Being a shoeaholic, I make a beeline for the nearest shoe shop, and finding at least 20 pairs I could conceivably purchase, I realise I should narrow it down a bit otherwise I’ll have to buy another suitcase just to get the shoes home.


Some hours later, and armed with my boxes of new shoes, we wander back to our hotel and pass a rather nice looking outdoor restaurant which we earmark for dinner—a spicy Nasi Lemak sounds just the thing.

The following morning the Imam wakes us again at 5.30, and again the breakfast is fairly ordinary, the only difference from yesterday is the soft boiled egg served in a dish of rice.

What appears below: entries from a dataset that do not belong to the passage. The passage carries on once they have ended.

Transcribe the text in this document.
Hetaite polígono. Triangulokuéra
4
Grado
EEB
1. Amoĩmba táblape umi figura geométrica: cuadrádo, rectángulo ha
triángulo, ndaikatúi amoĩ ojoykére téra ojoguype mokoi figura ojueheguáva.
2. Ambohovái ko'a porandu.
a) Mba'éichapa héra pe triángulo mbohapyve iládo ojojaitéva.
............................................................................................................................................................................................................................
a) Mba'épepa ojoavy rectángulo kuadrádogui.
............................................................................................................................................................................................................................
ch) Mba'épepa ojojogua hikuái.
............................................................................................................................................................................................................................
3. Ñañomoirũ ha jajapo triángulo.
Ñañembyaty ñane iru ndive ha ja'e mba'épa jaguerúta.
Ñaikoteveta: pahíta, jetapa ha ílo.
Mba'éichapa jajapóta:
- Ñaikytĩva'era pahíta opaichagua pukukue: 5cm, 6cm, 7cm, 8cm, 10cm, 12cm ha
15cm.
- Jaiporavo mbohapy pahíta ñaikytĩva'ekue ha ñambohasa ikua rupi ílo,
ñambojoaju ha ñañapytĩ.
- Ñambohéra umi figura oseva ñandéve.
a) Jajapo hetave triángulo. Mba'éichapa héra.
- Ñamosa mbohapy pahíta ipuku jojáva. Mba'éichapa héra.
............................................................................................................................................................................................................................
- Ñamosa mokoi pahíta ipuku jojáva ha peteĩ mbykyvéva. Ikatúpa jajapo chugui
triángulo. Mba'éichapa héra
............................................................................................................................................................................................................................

Today we are taking the ferry to Butterworth, the main town on the mainland of Pulau Penang. A former air-force base (one of my work colleagues whose father was in the RAAF, was born in Butterworth), it is smaller and more industrial than George Town, and unfortunately lacks the atmosphere and local culture of the latter. The ferry from George Town to Butterworth is free, but costs RM1.50 to return—that’s about 50 cents. The ferry ride provides a cooling breeze from 33 degree humidity of George Town, and the view of the harbour on the return trip is well worth the 50 cents.

Penang Harbour_Komtar Centre is the tall tower on the left.

Dinner tonight is at an open air seafood restaurant, and the spicy seafood curry warms us against the drop in temperature—a storm is coming, and we feel the first drops of rain as we walk back to our hotel. But this does not worry us; as tomorrow we are off to the beach resort of Batu Feringghi—awesome!